Daimian Hines Serves as Guest Critic at Harvard GSD
Reconstructions / Unearthing Traces: On History, Memory, and Architecture for Life
Principal Daimian S. Hines was invited to serve as a guest critic for final studio reviews at the Harvard Graduate School of Design, participating in the landmark studio Reconstructions / Unearthing Traces, part of Harvard’s ongoing Legacy of Slavery initiative.
This advanced studio challenged students to reimagine how architecture can intervene in systems of historic injustice—asking how design might honor, commemorate, and spatialize the legacies of American slavery. Centered on the findings of the Harvard & the Legacy of Slavery Report, the studio invited a radical rethinking of the role architects can play in both institutional accountability and cultural transformation.

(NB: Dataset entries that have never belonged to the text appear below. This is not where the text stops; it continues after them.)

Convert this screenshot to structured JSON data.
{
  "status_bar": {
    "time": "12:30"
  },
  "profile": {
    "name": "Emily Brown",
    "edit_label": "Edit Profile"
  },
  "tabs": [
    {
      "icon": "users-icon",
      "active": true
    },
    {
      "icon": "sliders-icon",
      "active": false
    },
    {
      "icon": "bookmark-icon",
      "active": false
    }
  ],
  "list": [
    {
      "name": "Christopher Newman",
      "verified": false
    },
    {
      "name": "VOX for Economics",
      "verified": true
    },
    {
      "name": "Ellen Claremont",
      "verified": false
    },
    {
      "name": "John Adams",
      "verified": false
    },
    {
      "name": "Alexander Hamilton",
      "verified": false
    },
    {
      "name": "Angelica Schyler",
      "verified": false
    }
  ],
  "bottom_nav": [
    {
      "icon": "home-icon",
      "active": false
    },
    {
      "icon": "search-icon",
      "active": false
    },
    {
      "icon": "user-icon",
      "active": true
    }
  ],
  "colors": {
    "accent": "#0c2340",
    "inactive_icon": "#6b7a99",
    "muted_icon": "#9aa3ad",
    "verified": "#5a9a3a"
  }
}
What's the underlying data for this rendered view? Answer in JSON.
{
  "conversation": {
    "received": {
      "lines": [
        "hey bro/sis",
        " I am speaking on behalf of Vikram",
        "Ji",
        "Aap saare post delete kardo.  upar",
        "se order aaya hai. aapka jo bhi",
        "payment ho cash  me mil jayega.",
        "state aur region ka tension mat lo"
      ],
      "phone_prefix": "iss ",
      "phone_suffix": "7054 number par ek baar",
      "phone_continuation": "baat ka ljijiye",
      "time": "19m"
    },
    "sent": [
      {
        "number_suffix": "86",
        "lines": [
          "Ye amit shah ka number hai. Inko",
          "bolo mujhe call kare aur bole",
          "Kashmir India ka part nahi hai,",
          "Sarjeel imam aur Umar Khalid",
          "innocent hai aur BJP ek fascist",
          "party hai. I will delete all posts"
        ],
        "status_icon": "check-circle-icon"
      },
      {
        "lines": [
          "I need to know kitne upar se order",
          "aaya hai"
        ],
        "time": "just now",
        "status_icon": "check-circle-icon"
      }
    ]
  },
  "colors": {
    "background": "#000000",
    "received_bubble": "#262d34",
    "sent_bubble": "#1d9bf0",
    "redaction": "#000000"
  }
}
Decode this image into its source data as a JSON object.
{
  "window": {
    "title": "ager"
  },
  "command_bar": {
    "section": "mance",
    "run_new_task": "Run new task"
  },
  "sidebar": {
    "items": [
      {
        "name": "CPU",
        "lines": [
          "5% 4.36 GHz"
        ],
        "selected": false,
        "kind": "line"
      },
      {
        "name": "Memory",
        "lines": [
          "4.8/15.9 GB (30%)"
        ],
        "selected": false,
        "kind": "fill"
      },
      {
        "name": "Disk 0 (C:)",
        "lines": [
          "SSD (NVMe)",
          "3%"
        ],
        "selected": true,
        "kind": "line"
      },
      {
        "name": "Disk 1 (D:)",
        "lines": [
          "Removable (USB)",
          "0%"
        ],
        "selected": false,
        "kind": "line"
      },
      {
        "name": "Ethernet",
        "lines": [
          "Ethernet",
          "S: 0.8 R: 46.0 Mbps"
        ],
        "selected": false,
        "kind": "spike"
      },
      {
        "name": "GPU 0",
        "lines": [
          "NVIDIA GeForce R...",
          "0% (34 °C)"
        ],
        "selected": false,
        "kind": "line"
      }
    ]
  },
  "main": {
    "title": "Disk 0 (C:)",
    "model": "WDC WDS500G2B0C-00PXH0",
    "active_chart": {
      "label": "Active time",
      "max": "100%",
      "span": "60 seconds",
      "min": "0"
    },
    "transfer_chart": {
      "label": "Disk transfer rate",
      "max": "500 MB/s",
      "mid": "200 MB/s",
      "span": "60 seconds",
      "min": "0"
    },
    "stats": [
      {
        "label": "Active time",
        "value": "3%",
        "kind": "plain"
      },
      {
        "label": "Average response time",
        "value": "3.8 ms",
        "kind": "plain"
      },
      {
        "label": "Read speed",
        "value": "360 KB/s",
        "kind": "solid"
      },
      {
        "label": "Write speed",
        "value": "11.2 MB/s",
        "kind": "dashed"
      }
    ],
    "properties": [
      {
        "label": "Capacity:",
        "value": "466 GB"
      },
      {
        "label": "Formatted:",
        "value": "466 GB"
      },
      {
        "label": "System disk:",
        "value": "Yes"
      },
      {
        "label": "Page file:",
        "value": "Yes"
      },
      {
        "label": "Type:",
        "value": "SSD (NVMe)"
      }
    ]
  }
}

Students proposed site-specific, justice-centered interventions that addressed the political, economic, and spatial impacts of slavery and its ongoing influence across the U.S. and the globe. Hines joined a select group of design leaders to respond to work that spanned memorials, counter-monuments, healing spaces, and future-focused cultural infrastructure.
“I applaud the GSD for undertaking a studio where the university confronts its own past and begins the work of design justice in the built environment,” Hines remarked.
This engagement reflects HINESAD’s ongoing commitment to design as a tool for truth-telling, cultural memory, and reparative justice.